Шестидесятники - это не партия, не союз, не общественная организация, не движение и не то или другое сообщество людей. Это определение поколения, в котором родился и существует человек, помимо его выбора. Стать или не стать шестидесятницей или шестидесятником невозможно. Каждый самим фактом своего рождения в то или иное время, сознательно или бессознательно, становится представителем определённого поколения с его красками, основными качествами, присущими воплощению людей именно этого поколения. Хотя, может быть, есть и выбор, но тогда где-то там, наверху, ещё до рождения, до воплощения на Земле.

Но вдруг положила руку на том «Рембрандта» и произнесла, вступив все-таки в диалог о своем поколении:

- Хотя, если подумать, оттепель – то же Возрождение.

4.

Попробую описать наши встречи. Заранее прошу простить субъективность интерпретаций, если кто-то из почитателей Натэлы найдёт в них совсем не то, что ожидает. Мне не дано говорить о жизни Натэлы в её протяженности. Мои представления складывались в результате нескольких встреч, главным образом, в результате поездки в Египет, которая длилась две недели. У меня, по-видимому, своя Натэла.

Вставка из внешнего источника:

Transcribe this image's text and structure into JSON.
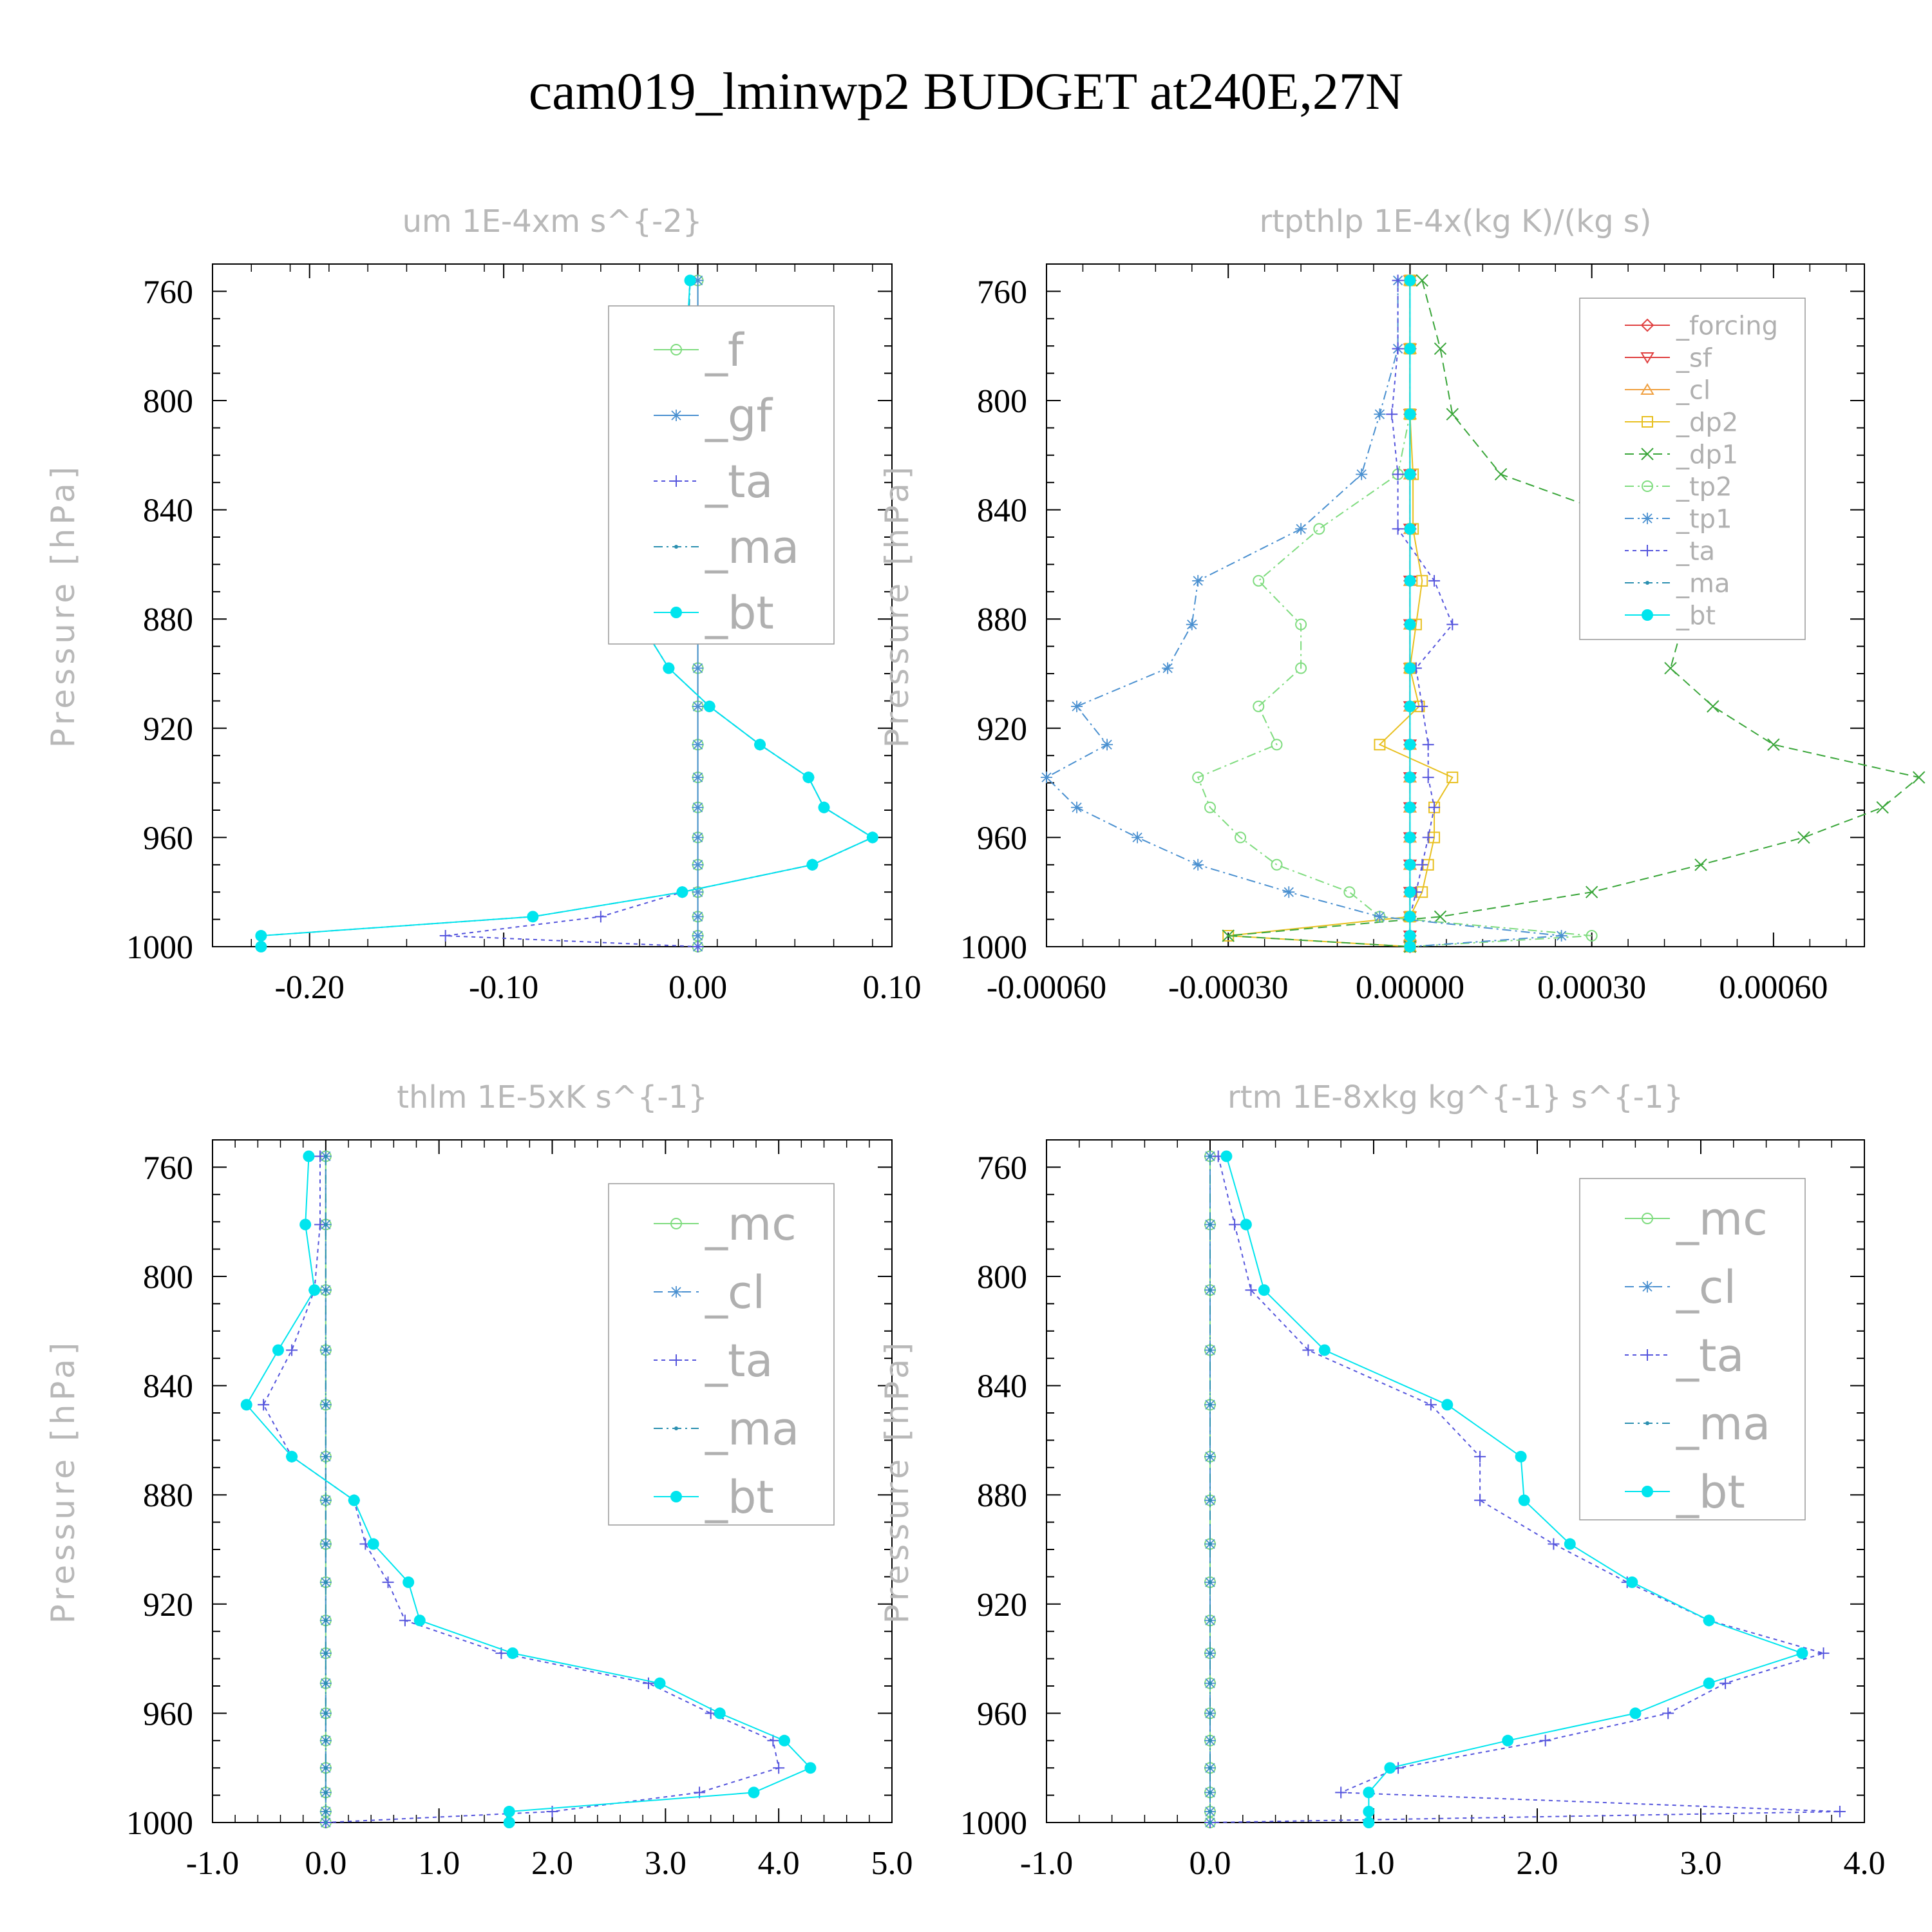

Обычная поездка, такая же доступная, как давние на отдых в Крым или на другие курорты страны. Но в нашей было, решусь сказать, что-то такое, что выразить не так-то просто.

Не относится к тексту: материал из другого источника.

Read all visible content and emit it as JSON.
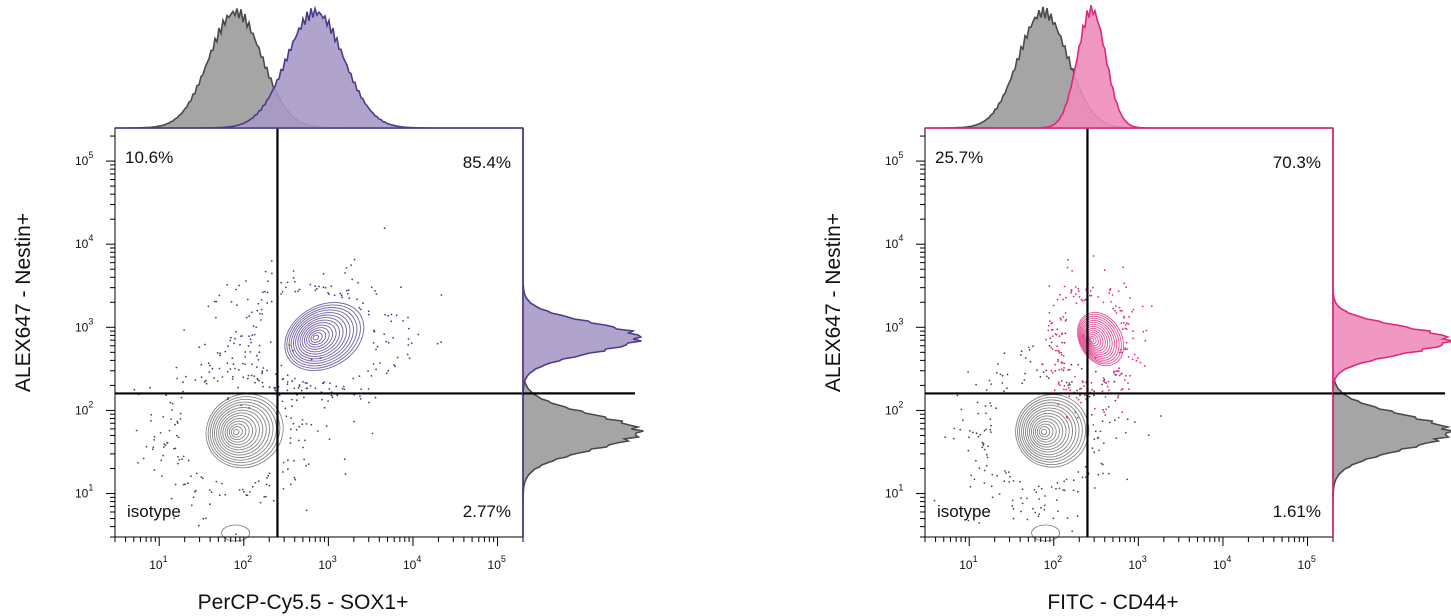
{
  "chart_data": [
    {
      "type": "scatter",
      "subtype": "flow-cytometry-contour-with-histograms",
      "xlabel": "PerCP-Cy5.5 - SOX1+",
      "ylabel": "ALEX647 - Nestin+",
      "x_scale": "log",
      "y_scale": "log",
      "xlim": [
        3,
        200000
      ],
      "ylim": [
        3,
        250000
      ],
      "x_ticks": [
        10,
        100,
        1000,
        10000,
        100000
      ],
      "y_ticks": [
        10,
        100,
        1000,
        10000,
        100000
      ],
      "tick_label_base": "10",
      "tick_label_exponents": [
        "1",
        "2",
        "3",
        "4",
        "5"
      ],
      "gate": {
        "x": 250,
        "y": 160
      },
      "quadrants": [
        {
          "name": "upper-left",
          "label": "10.6%"
        },
        {
          "name": "upper-right",
          "label": "85.4%"
        },
        {
          "name": "lower-right",
          "label": "2.77%"
        }
      ],
      "series": [
        {
          "name": "isotype",
          "color": "#4a4a4a",
          "fill": "#9b9b9b",
          "center": [
            80,
            55
          ],
          "spread_log": [
            0.3,
            0.28
          ]
        },
        {
          "name": "",
          "color": "#4e3a8c",
          "fill": "#a99ac6",
          "center": [
            700,
            750
          ],
          "spread_log": [
            0.32,
            0.24
          ]
        }
      ]
    },
    {
      "type": "scatter",
      "subtype": "flow-cytometry-contour-with-histograms",
      "xlabel": "FITC - CD44+",
      "ylabel": "ALEX647 - Nestin+",
      "x_scale": "log",
      "y_scale": "log",
      "xlim": [
        3,
        200000
      ],
      "ylim": [
        3,
        250000
      ],
      "x_ticks": [
        10,
        100,
        1000,
        10000,
        100000
      ],
      "y_ticks": [
        10,
        100,
        1000,
        10000,
        100000
      ],
      "tick_label_base": "10",
      "tick_label_exponents": [
        "1",
        "2",
        "3",
        "4",
        "5"
      ],
      "gate": {
        "x": 250,
        "y": 160
      },
      "quadrants": [
        {
          "name": "upper-left",
          "label": "25.7%"
        },
        {
          "name": "upper-right",
          "label": "70.3%"
        },
        {
          "name": "lower-right",
          "label": "1.61%"
        }
      ],
      "series": [
        {
          "name": "isotype",
          "color": "#4a4a4a",
          "fill": "#9b9b9b",
          "center": [
            75,
            55
          ],
          "spread_log": [
            0.28,
            0.28
          ]
        },
        {
          "name": "",
          "color": "#e0267f",
          "fill": "#f08dbb",
          "center": [
            280,
            700
          ],
          "spread_log": [
            0.16,
            0.22
          ]
        }
      ]
    }
  ],
  "isotype_label": "isotype"
}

Почему я отправилась в Египет без диктофона? Ведь обычно не расстаюсь с ним никогда. Будто знала, что все дни той поездки будут покрыты молчанием, прерываемым редкими немногословными фразами.

5.

Начну с того, что правда о мрачных временах сталинизма и, прежде всего, о безумиях репрессий на протяжении полувека, преданная гласности Двадцатым съездом партии, всколыхнула мир. То было первое свидетельство самого государства о кризисе идей коммунизма, о рабстве и насилии, на которых оно осуществлялось.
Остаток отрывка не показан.